Para respondermos esta pergunta, precisamos necessariamente saber o que ela está perguntando. Não se trata de uma indagação a respeito da nossa vivência nesta Semana Santa, mas na essência do que representa este período do ano. Assim, distinguindo estes dois fatores, podemos esmiuçar cada um deles para que verdadeiramente tomemos uma postura madura perante a estes dois fatos que são propostos para nós.
Primeiramente, o Santo Sacrifício de Nosso Senhor na cruz e sua Gloriosa Ressurreição são acontecimentos transcendentais, isto é: perpassam o temporal e material desta existência para uma ação que é exclusivamente fora do mundo natural. Logo, se existe uma ação fora do tempo, este é transcendental. Por ser o principal fato da história da humanidade, os mistérios celebrados na Semana Santa são atemporais, ou seja, nenhuma adversidade temporal ou qualquer ação humana pode diminuir ou acrescentar, pois sendo finito e limitado, os acontecimentos temporais não possuem nenhuma força perante o transcendental.
Posto isto, chegamos a conclusão que a pandemia, por ser um fato limitado no tempo e pertecente ao mundo natural, não pode alterar qualquer fenômeno transcendental. O temporal é ínfimo perante o eterno. Dessa forma, a pandemia não prejudicou de nenhuma forma a Semana Santa, haja vista que os mistérios celebrados nesse tempo são inalcançáveis a qualquer movimento finito. O Verbo Eterno nos visitou, deu sua vida por nós e ressuscitou. Nada e nem ninguém pode alterar isto!

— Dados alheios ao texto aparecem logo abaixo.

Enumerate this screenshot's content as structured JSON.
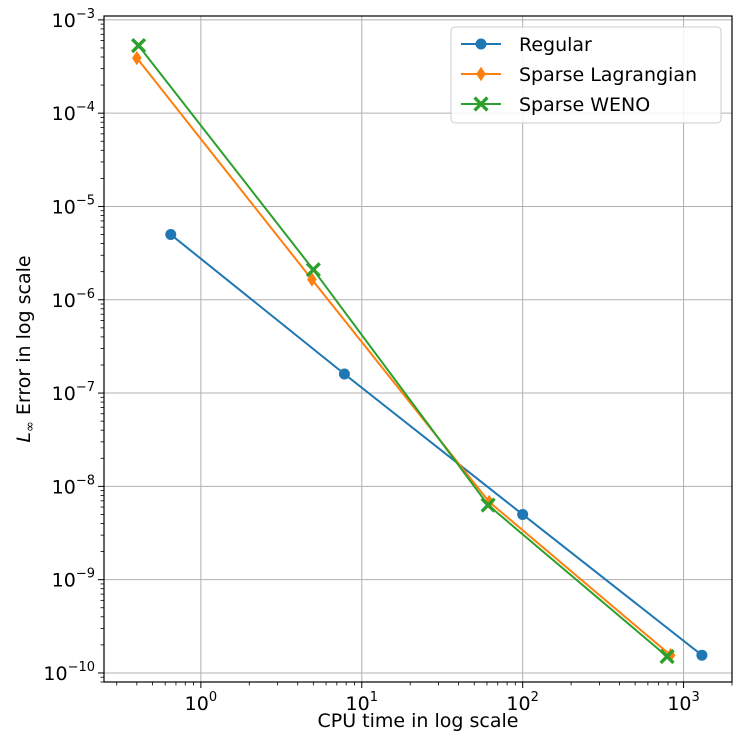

Entretanto, partindo para a reflexão de como ficou a nossa vivência dentro deste período que a Igreja reserva para o católico, podemos constatar algo: a nossa vivência foi sim afetada por esta pandemia pelo fato de não termos o acesso a recepção dos sacramentos. O melhor para qualquer católico é participar integralmente dos mistérios da sua fé que se manifestam de maneira singular nos sacramentos da nossa Igreja. Estar diante do sacerdote para receber a absolvição dos pecados e participar do Banquete do Cordeiro são os dois maiores presentes que o Senhor Jesus deixou aos batizados. Privar esta realidade para alguém em estado de graça sempre será um dos maiores castigos a se fazer.
A Igreja, sendo sábia e prudente, por ter o Espírito Santo como guia, no Cânon 87 § 1 do Código de Direito Canônico, concede ao bispo diocesano a faculdade de dispensar os fiéis do cumprimento das leis disciplinares em seu território. Sendo assim, o pastor de cada diocese, pode, em cenários graves, como este que estamos vivendo, dispensar os fiéis de receberem os sacramentos. Se o Nosso Senhor concedeu o poder das chaves a Pedro (Mt 16,18), sendo ele infalível no caráter doutrinário, nada que ele determinar em termo de doutrina pode ser alterado ou errado. Por isso, nos primeiros anos da Igreja, Santo Agostinho já afirmava: “Roma locuta causa finita est”. Logo, se o nosso pastor diocesano tem o poder desta dispensa, devemos obedecer irrestritamente, pois quem obedece nunca erra.
Assim, o fato de sermos dispensados da participação dos sacramentos não condiciona a ficarmos num estado de inércia perante a Semana Maior. Em qualquer tempo ou situação, podemos ter a certeza que “está conosco o Senhor dos exércitos” (Sl 45,12) e por isso podemos ter o livre acesso para o amarmos e estarmos sob a sua Divina Proteção. Além disso, temos a comunhão dos santos que incessantemente intercede do céu por nós – principalmente a Virgem Santíssima, pois sendo a nossa Mãe, vela com amor e acompanha todos os nossos passos com sua doce ternura. Também temos o nosso anjo da guarda que nos guarda em nossos caminhos e nos inspira para que cada vez mais amemos a Deus e por causa dEle nos doemos aos irmãos. Por todas estas razões, e por todos os meios que temos atualmente de acompanhar as celebrações pelos meios de comunicação, não podemos negligenciar de nenhuma forma o nosso dever como cristãos alcançados pelos mistérios celebrados nesta Semana.
Precisamos, portanto, acompanhar toda essa Semana Santa com o espírito contrito e aberto ao amor Divino que se expressou de modo único a nós através do Sacrifício de Cristo no madeiro romano. Voltemo-nos para Ele, mesmo que agora sem estarmos presencialmente na Igreja, mas agora de todo coração (Jl 2,12), pois assim deseja o Senhor que nos ama e nos salva. E assim deseja nossa alma, pois sendo criada para Ele, não estará em paz enquanto estiver fora dEle.